こいつの龍に対する愛情と熱情は、確かによっぽどであっても越えることは出来なさそうだ。
「秋華は知ってるのか、この著者のこと?近くだって言ったけど」
「えっと、住所が近いというのは分かるのですが、これがどこの家かということまでは分かりません…。
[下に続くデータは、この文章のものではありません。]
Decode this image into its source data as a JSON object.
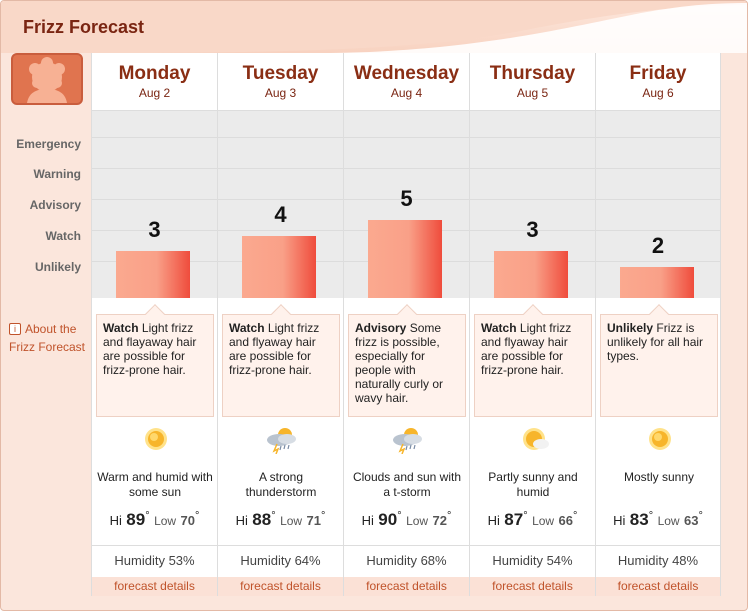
{
  "app": {
    "title": "Frizz Forecast"
  },
  "levels": [
    "Emergency",
    "Warning",
    "Advisory",
    "Watch",
    "Unlikely"
  ],
  "about": {
    "label": "About the Frizz Forecast",
    "icon": "info-icon"
  },
  "colors": {
    "accent": "#8a2e14",
    "bar_light": "#fba98f",
    "bar_dark": "#ef4c3c",
    "link": "#c0532b",
    "panel": "#fbe6dc"
  },
  "days": [
    {
      "name": "Monday",
      "date": "Aug 2",
      "index": 3,
      "index_label": "3",
      "level": "Watch",
      "desc": "Light frizz and flayaway hair are possible for frizz-prone hair.",
      "icon": "sun-icon",
      "condition": "Warm and humid with some sun",
      "hi_label": "Hi",
      "hi": "89",
      "lo_label": "Low",
      "lo": "70",
      "humidity": "Humidity 53%",
      "details": "forecast details"
    },
    {
      "name": "Tuesday",
      "date": "Aug 3",
      "index": 4,
      "index_label": "4",
      "level": "Watch",
      "desc": "Light frizz and flyaway hair are possible for frizz-prone hair.",
      "icon": "thunderstorm-icon",
      "condition": "A strong thunderstorm",
      "hi_label": "Hi",
      "hi": "88",
      "lo_label": "Low",
      "lo": "71",
      "humidity": "Humidity 64%",
      "details": "forecast details"
    },
    {
      "name": "Wednesday",
      "date": "Aug 4",
      "index": 5,
      "index_label": "5",
      "level": "Advisory",
      "desc": "Some frizz is possible, especially for people with naturally curly or wavy hair.",
      "icon": "thunderstorm-icon",
      "condition": "Clouds and sun with a t-storm",
      "hi_label": "Hi",
      "hi": "90",
      "lo_label": "Low",
      "lo": "72",
      "humidity": "Humidity 68%",
      "details": "forecast details"
    },
    {
      "name": "Thursday",
      "date": "Aug 5",
      "index": 3,
      "index_label": "3",
      "level": "Watch",
      "desc": "Light frizz and flyaway hair are possible for frizz-prone hair.",
      "icon": "partly-sunny-icon",
      "condition": "Partly sunny and humid",
      "hi_label": "Hi",
      "hi": "87",
      "lo_label": "Low",
      "lo": "66",
      "humidity": "Humidity 54%",
      "details": "forecast details"
    },
    {
      "name": "Friday",
      "date": "Aug 6",
      "index": 2,
      "index_label": "2",
      "level": "Unlikely",
      "desc": "Frizz is unlikely for all hair types.",
      "icon": "sun-icon",
      "condition": "Mostly sunny",
      "hi_label": "Hi",
      "hi": "83",
      "lo_label": "Low",
      "lo": "63",
      "humidity": "Humidity 48%",
      "details": "forecast details"
    }
  ]
}
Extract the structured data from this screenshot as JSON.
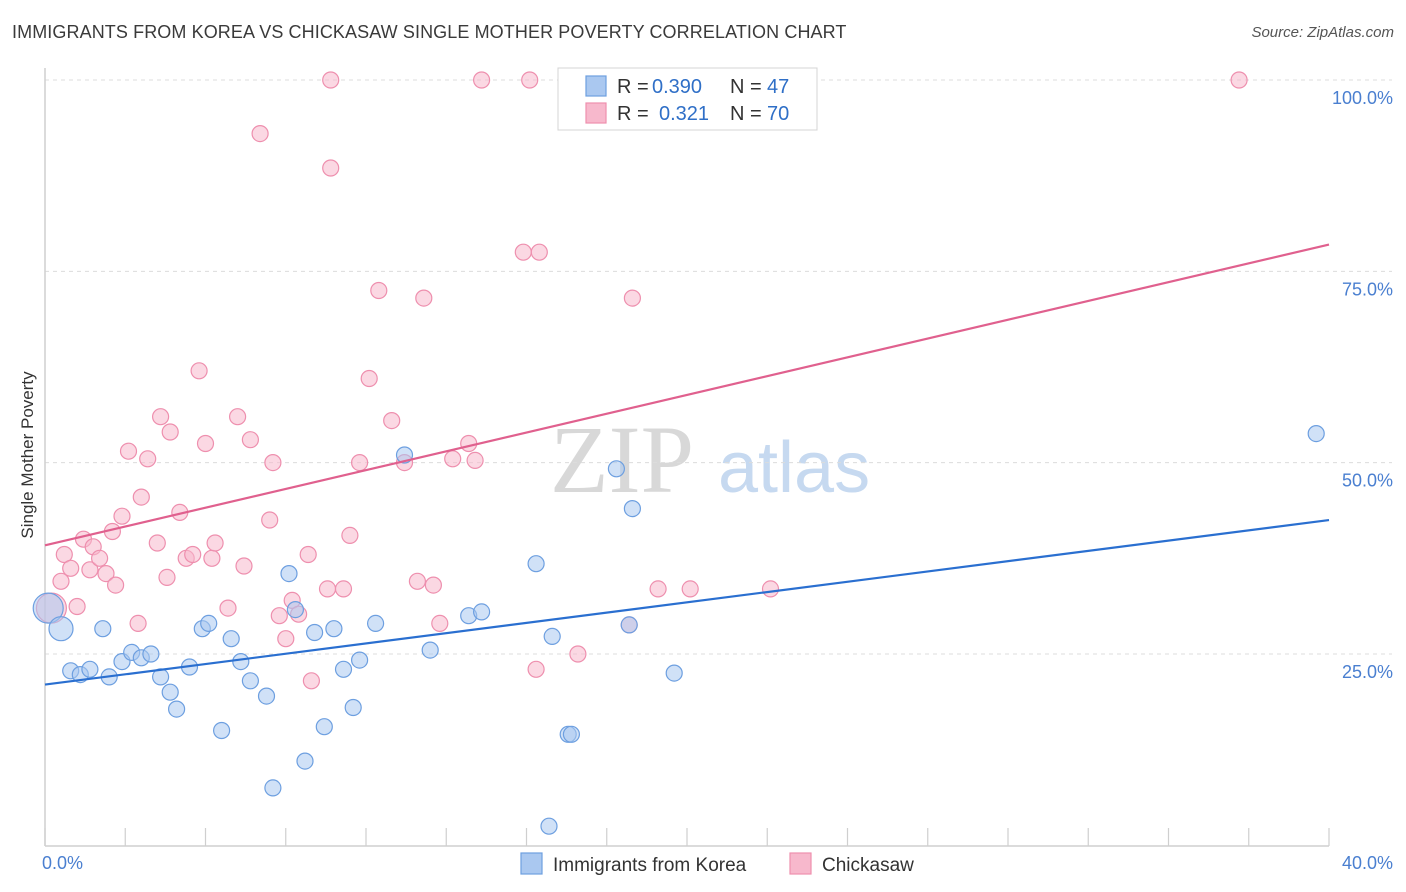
{
  "header": {
    "title": "IMMIGRANTS FROM KOREA VS CHICKASAW SINGLE MOTHER POVERTY CORRELATION CHART",
    "source": "Source: ZipAtlas.com"
  },
  "watermark": {
    "zip": "ZIP",
    "atlas": "atlas"
  },
  "legend_top": {
    "rows": [
      {
        "r_label": "R =",
        "r_value": "0.390",
        "n_label": "N =",
        "n_value": "47"
      },
      {
        "r_label": "R =",
        "r_value": "0.321",
        "n_label": "N =",
        "n_value": "70"
      }
    ]
  },
  "legend_bottom": {
    "items": [
      {
        "label": "Immigrants from Korea"
      },
      {
        "label": "Chickasaw"
      }
    ]
  },
  "chart_data": {
    "type": "scatter",
    "title": "IMMIGRANTS FROM KOREA VS CHICKASAW SINGLE MOTHER POVERTY CORRELATION CHART",
    "xlabel": "",
    "ylabel": "Single Mother Poverty",
    "xlim": [
      0,
      40
    ],
    "ylim": [
      0,
      102
    ],
    "x_tick_labels": [
      "0.0%",
      "40.0%"
    ],
    "y_tick_labels": [
      "25.0%",
      "50.0%",
      "75.0%",
      "100.0%"
    ],
    "y_ticks": [
      25,
      50,
      75,
      100
    ],
    "grid": "horizontal dashed",
    "legend_placement": "top-center and bottom",
    "colors": {
      "korea_fill": "#aac8f0",
      "korea_stroke": "#6d9fe0",
      "korea_line": "#2a6fd0",
      "chickasaw_fill": "#f7b8cc",
      "chickasaw_stroke": "#ee8fae",
      "chickasaw_line": "#e0608e",
      "tick": "#4a7fd0"
    },
    "series": [
      {
        "name": "Immigrants from Korea",
        "R": 0.39,
        "N": 47,
        "trend": {
          "x": [
            0,
            40
          ],
          "y": [
            21.0,
            42.5
          ]
        },
        "points": [
          [
            0.1,
            31.0
          ],
          [
            0.5,
            28.3
          ],
          [
            0.8,
            22.8
          ],
          [
            1.1,
            22.3
          ],
          [
            1.4,
            23.0
          ],
          [
            1.8,
            28.3
          ],
          [
            2.0,
            22.0
          ],
          [
            2.4,
            24.0
          ],
          [
            2.7,
            25.2
          ],
          [
            3.0,
            24.5
          ],
          [
            3.3,
            25.0
          ],
          [
            3.6,
            22.0
          ],
          [
            3.9,
            20.0
          ],
          [
            4.1,
            17.8
          ],
          [
            4.5,
            23.3
          ],
          [
            4.9,
            28.3
          ],
          [
            5.1,
            29.0
          ],
          [
            5.5,
            15.0
          ],
          [
            5.8,
            27.0
          ],
          [
            6.1,
            24.0
          ],
          [
            6.4,
            21.5
          ],
          [
            6.9,
            19.5
          ],
          [
            7.1,
            7.5
          ],
          [
            7.6,
            35.5
          ],
          [
            7.8,
            30.8
          ],
          [
            8.1,
            11.0
          ],
          [
            8.4,
            27.8
          ],
          [
            8.7,
            15.5
          ],
          [
            9.0,
            28.3
          ],
          [
            9.3,
            23.0
          ],
          [
            9.6,
            18.0
          ],
          [
            9.8,
            24.2
          ],
          [
            10.3,
            29.0
          ],
          [
            11.2,
            51.0
          ],
          [
            12.0,
            25.5
          ],
          [
            13.2,
            30.0
          ],
          [
            13.6,
            30.5
          ],
          [
            15.3,
            36.8
          ],
          [
            15.7,
            2.5
          ],
          [
            15.8,
            27.3
          ],
          [
            16.3,
            14.5
          ],
          [
            16.4,
            14.5
          ],
          [
            17.8,
            49.2
          ],
          [
            18.2,
            28.8
          ],
          [
            18.3,
            44.0
          ],
          [
            19.6,
            22.5
          ],
          [
            39.6,
            53.8
          ]
        ]
      },
      {
        "name": "Chickasaw",
        "R": 0.321,
        "N": 70,
        "trend": {
          "x": [
            0,
            40
          ],
          "y": [
            39.2,
            78.5
          ]
        },
        "points": [
          [
            0.2,
            31.0
          ],
          [
            0.5,
            34.5
          ],
          [
            0.6,
            38.0
          ],
          [
            0.8,
            36.2
          ],
          [
            1.0,
            31.2
          ],
          [
            1.2,
            40.0
          ],
          [
            1.4,
            36.0
          ],
          [
            1.5,
            39.0
          ],
          [
            1.7,
            37.5
          ],
          [
            1.9,
            35.5
          ],
          [
            2.1,
            41.0
          ],
          [
            2.2,
            34.0
          ],
          [
            2.4,
            43.0
          ],
          [
            2.6,
            51.5
          ],
          [
            2.9,
            29.0
          ],
          [
            3.0,
            45.5
          ],
          [
            3.2,
            50.5
          ],
          [
            3.5,
            39.5
          ],
          [
            3.6,
            56.0
          ],
          [
            3.8,
            35.0
          ],
          [
            3.9,
            54.0
          ],
          [
            4.2,
            43.5
          ],
          [
            4.4,
            37.5
          ],
          [
            4.6,
            38.0
          ],
          [
            4.8,
            62.0
          ],
          [
            5.0,
            52.5
          ],
          [
            5.2,
            37.5
          ],
          [
            5.3,
            39.5
          ],
          [
            5.7,
            31.0
          ],
          [
            6.0,
            56.0
          ],
          [
            6.2,
            36.5
          ],
          [
            6.4,
            53.0
          ],
          [
            6.7,
            93.0
          ],
          [
            7.0,
            42.5
          ],
          [
            7.1,
            50.0
          ],
          [
            7.3,
            30.0
          ],
          [
            7.5,
            27.0
          ],
          [
            7.7,
            32.0
          ],
          [
            7.9,
            30.2
          ],
          [
            8.2,
            38.0
          ],
          [
            8.3,
            21.5
          ],
          [
            8.8,
            33.5
          ],
          [
            8.9,
            88.5
          ],
          [
            9.3,
            33.5
          ],
          [
            9.5,
            40.5
          ],
          [
            9.8,
            50.0
          ],
          [
            10.1,
            61.0
          ],
          [
            10.4,
            72.5
          ],
          [
            10.8,
            55.5
          ],
          [
            11.2,
            50.0
          ],
          [
            11.6,
            34.5
          ],
          [
            11.8,
            71.5
          ],
          [
            12.1,
            34.0
          ],
          [
            12.3,
            29.0
          ],
          [
            12.7,
            50.5
          ],
          [
            13.2,
            52.5
          ],
          [
            13.4,
            50.3
          ],
          [
            13.6,
            100.0
          ],
          [
            14.9,
            77.5
          ],
          [
            15.1,
            100.0
          ],
          [
            15.3,
            23.0
          ],
          [
            15.4,
            77.5
          ],
          [
            16.6,
            25.0
          ],
          [
            18.2,
            28.8
          ],
          [
            18.3,
            71.5
          ],
          [
            19.1,
            33.5
          ],
          [
            20.1,
            33.5
          ],
          [
            22.6,
            33.5
          ],
          [
            8.9,
            100.0
          ],
          [
            37.2,
            100.0
          ]
        ]
      }
    ]
  }
}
すみません…」
「そうか。近くに、変なやつが住んでるとかいうところはないか?」
「いえ。ないと思うのですが…」
「美希。変なやつと決めて掛かるのはどうかと思うが」
「それはそうかもしれないけど…。きっと変なやつに違いない」
「お前、今度一緒に会いにいこう」
「えぇ…」
「秋華と凛はどうする?」
「私も、興味があります。行ってもよろしいですか?」
「ああ。行こう」
「凛も!凛もいく!」
「そうだな。まあ、お前は、まずどこに行くのかを知る必要があるだろうが」
「ん?」
凛の頭を軽く撫でると、嬉しそうに笑って。
…本当に、みんなで遠足に行くような感覚なんだろうな。
それはそれでいいかもしれないが。
「まあ、今度、約束を取り付けてくるよ」
「そうだな。向こうの都合もあるだろうし」
「みんなと一緒に、お前も行くんだぞ」
「分かってるよ…」
「なんか、ちょっと楽しみです。学者さんの方には会ったことがないので。ゆっくりお話し出来たらいいのですが」
「まあ、そのあたりも聞いてこようかな」
「はい。せっかく会うのでしたら、ゆっくりお話ししたいですもんね」
「そうだな」
「どんな方なんでしょうね」
「さあな。気になるなら、一緒に行くか?」
「約束しに、ですか?」
「ああ」
「そうですね…。いつでしょうか」
「明日にでも行こうか?」
「そうですか。では、お供させていただいてもよろしいでしょうか」
「ああ。一緒に行こう。美希はどうだ?」
「いいよ、私は…」
「そうか」
まあ、秋華と二人で行ってくるか。
私自身も、その学者がどんな人間なのか、興味がある。
さて、どんな話が聞けるだろうな。